I can even understand the need for a fixed structure. Biology is a much bigger field than theoretical physics. My field is small enough that we all pretty much know each other. If a paper is hard to read, we’ll probably get a chance to ask the author what they meant. Biology, in contrast, is huge. An important result could come from anywhere, and anyone. Having a standardized format makes it a lot easier to scan through an unfamiliar paper and find what you need, especially when there might be hundreds of relevant papers.
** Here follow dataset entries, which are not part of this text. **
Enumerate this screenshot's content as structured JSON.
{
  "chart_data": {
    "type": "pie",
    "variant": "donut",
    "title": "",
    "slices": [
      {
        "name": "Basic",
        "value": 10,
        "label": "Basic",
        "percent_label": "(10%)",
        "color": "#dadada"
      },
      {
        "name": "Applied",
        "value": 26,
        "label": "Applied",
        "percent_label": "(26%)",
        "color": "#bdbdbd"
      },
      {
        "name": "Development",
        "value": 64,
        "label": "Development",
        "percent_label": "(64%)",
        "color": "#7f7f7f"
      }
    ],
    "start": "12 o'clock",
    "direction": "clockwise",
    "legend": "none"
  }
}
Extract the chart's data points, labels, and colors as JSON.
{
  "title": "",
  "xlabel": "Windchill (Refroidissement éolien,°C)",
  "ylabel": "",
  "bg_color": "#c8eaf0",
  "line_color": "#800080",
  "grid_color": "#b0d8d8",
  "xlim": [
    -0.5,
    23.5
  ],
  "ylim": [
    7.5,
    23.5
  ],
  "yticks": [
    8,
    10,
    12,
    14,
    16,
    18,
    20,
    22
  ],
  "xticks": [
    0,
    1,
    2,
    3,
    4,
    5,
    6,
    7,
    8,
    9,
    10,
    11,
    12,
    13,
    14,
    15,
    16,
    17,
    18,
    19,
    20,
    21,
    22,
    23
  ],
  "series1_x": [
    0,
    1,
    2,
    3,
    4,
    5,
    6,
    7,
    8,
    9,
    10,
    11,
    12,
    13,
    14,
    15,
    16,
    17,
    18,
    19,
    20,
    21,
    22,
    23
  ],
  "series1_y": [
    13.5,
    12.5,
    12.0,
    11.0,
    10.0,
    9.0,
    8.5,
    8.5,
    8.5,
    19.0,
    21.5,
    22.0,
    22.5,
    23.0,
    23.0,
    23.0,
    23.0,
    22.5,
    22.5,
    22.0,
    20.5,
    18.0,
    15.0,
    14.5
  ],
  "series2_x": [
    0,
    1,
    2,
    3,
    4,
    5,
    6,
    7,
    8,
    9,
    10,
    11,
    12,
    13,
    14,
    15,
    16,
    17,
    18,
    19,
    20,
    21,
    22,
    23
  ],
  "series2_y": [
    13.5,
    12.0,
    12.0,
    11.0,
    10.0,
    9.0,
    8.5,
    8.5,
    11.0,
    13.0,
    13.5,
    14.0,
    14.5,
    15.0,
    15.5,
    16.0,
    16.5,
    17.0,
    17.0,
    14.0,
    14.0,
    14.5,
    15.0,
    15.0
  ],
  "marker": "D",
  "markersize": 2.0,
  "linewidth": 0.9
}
The problem with a standardized system, as always, is the existence of exceptions. A more “physics-like” biology paper is more readable with “physics-like” conventions, even if the rest of the field needs to stay “biology-like”. Because of that, I have a lot of sympathy for Goldstein’s argument, but I can’t help but feel that he should be asking for more. If creating new mathematical models and refining them with observation is at the heart of what Goldstein is doing, then maybe he shouldn’t have to use Results/Discussion/Methods in the first place. Maybe he should be allowed to write biology papers that look more like physics papers.